November 10, 2021


Carthage resident and artist Dwayne Warwick (third from left) is shown presenting a painting of legendary and beloved East Central Community College English instructor the late Ovid Vickers to college President Dr. Brent Gregory (second from left). Also in attendance for the presentation were Vickers’ daughters, Harriet Vickers Laird of Starkville (left) and Nona Vickers of Trussville, Ala.

Leake County native Dwayne Warwick of Carthage recently donated a painting of beloved East Central Community College English instructor Ovid Vickers to the college.

Warwick made the presentation to ECCC President Dr. Brent Gregory during a recent visit to the Decatur campus.

Vickers’ daughters, Nona Vickers of Trussville, Ala., and Harriet Vickers Laird of Starkville were also in attendance for the presentation.

The painting depicts Vickers during his early years and will eventually be displayed in The Alumni House once renovations are complete on the facility. The Alumni House is the former college President’s Home located on the southwest corner of campus. Vickers and his family resided in the home for a number of years after a new President’s Home was built.

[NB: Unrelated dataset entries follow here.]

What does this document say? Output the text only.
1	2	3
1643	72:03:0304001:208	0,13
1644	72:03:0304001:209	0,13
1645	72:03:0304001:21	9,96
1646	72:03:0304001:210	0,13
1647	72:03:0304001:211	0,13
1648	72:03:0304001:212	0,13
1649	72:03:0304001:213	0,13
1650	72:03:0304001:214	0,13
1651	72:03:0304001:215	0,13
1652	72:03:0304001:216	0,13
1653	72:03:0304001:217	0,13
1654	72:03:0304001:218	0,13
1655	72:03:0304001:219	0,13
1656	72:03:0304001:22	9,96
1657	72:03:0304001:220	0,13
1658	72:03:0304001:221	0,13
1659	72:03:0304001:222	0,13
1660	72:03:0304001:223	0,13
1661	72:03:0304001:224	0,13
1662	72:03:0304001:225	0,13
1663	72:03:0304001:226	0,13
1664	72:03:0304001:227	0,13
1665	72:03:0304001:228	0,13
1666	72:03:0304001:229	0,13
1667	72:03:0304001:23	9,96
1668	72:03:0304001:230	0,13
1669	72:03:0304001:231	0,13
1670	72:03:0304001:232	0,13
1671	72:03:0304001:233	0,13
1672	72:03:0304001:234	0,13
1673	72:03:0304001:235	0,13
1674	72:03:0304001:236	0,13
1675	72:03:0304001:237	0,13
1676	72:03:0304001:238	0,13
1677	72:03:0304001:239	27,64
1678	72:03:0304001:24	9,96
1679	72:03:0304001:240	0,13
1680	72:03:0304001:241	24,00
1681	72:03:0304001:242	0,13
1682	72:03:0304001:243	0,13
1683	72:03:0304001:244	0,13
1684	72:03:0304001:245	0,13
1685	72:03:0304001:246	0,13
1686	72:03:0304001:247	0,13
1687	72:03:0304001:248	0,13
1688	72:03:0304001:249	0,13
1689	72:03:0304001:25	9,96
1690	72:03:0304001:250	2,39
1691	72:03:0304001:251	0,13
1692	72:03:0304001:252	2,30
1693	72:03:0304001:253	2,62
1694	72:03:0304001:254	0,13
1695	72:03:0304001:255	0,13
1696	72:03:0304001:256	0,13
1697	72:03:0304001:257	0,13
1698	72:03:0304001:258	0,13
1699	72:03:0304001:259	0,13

Warwick attended East Central in 1955-56 before studying art at the University of Southern Mississippi. He completed a brief stint at the Student’s Art League in New York. He married fellow artist Henrietta Green in 1965 and they exhibited art together and lived in Nashville for a number of years before her death in 1995. In 2004, he married ECCC alumna Bobbie Ruth Oliphant of Carthage, a former student of Vickers. She died in 2020.

Vickers, a native of Dodge County, Ga., spent 40 years on the ECCC campus and taught generations of students to love literature and poetry. He died March 31, 2020, at age 89. Vickers joined the then East Central Junior College faculty in 1955 when he was just 24 years old and would later serve as chair of the English Department for many years. Throughout his career, Vickers was not only a teacher, but was also a published poet, newspaper columnist, public speaker, playwright, practicing folklorist, and a collector of antiques.

He published two books with profits benefiting the East Central Community College Foundation. His first book, The East Central I Knew: A History of East Central Community College, covers the college from its beginning in 1928 through 2013. His second book, Notes in the Margin: A Collection of Columns About East Central Community College, is a collection of essays Vickers pulled from his weekly newspaper columns, which highlight various people, places, and events associated with the college.

Warwick and Vickers’ wife, the late Carol Farish Vickers, were classmates at Noxapater High School. The Warwicks and the Vickers would become great friends through the years and spent time together during class reunions and dinners with other classmates. Vickers included a story about Warwick and his art in his book Notes in the Margin.

A well-known quilter and author, Carol Vickers professional talent and greatest career achievement were as a classroom English teacher in the Decatur public schools from 1966-1982 and as an instructor at East Central Community College from 1983 until her 1992 retirement. She died August 19, 2020.

An event honoring the Vickers’ legacy is scheduled for April 1, 2022, on the East Central Community College campus and more details will be released in the future.